A Henry le pareció que las seis se convirtieron en las nueve de la noche a medida que los nubarrones acababan por ocultar del todo el sol. Un opaco resplandor gris iluminó el suelo cuando la lluvia lo transformó otra vez en el pantano que había sido la semana anterior.

Keiko pasó las manos por la cerca y sujetó las de Henry.

—No te olvides de mí, Henry. Yo no te olvidaré. Si tus padres no quieren hablarte, yo hablaré con ellos, y les diré lo maravilloso que eres por lo que haces.

—Vendré aquí todas las semanas.

Ella le soltó para abrocharse el botón del cuello del abrigo.

—¿La semana que viene?

Henry asintió.

—Entonces te escribiré —prometió Keiko, y le dijo adiós con la mano mientras los últimos visitantes se apartaban de la cerca para ir hacia la reja de entrada. Henry fue el último en salir, sin moverse bajo la lluvia que le empapaba, mirando a Keiko correr de regreso a la pequeña casa cerca del pabellón del ganado que se había convertido en su nuevo hogar en Camp Harmony. La temperatura había bajado tanto que casi veía la nube de su aliento, pero por dentro sentía calor.

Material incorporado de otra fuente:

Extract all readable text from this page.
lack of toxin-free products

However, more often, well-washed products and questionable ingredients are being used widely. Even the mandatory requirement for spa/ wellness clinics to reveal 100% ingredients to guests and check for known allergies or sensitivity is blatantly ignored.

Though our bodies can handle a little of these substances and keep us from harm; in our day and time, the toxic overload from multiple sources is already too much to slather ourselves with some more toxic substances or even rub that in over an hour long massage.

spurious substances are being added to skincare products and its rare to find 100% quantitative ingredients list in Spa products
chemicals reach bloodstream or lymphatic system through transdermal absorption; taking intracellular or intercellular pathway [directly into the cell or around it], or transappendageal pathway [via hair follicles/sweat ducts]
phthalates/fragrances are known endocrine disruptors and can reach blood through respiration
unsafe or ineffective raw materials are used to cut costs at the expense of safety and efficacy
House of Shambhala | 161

En cuanto reinó la oscuridad, Henry fue testigo de cómo se encendían los reflectores en las torres con las ametralladoras. Los guardias movían los haces a lo largo de la alambrada y en una de las pasadas alumbraron a Henry y a los demás visitantes que iban saltando los charcos a su paso por la reja principal. Henry fue ladera abajo, hacia la camioneta de la señora Beatty. En la oscuridad, veía su rotundo perfil iluminado por el resplandor del fuego del cigarrillo colgado de los labios.

Entre el chapoteo de la lluvia, oyó la música que llegaba del campo. La canción sonaba cada vez más fuerte, como si quisiese superar la capacidad de los altavoces de los que salía. Era el disco. Su disco. Alley Cat Strut de Oscar Holden. Henry casi podía distinguir las intervenciones de Sheldon. Le gritaba a la noche. Más fuerte que la tormenta. Tan fuerte que uno de los centinelas cerca de la reja comenzó a gritar: «¡Apaguen esa música!». Los reflectores apuntaron los edificios de la Zona 4, y sus ojos amenazadores buscaron el origen.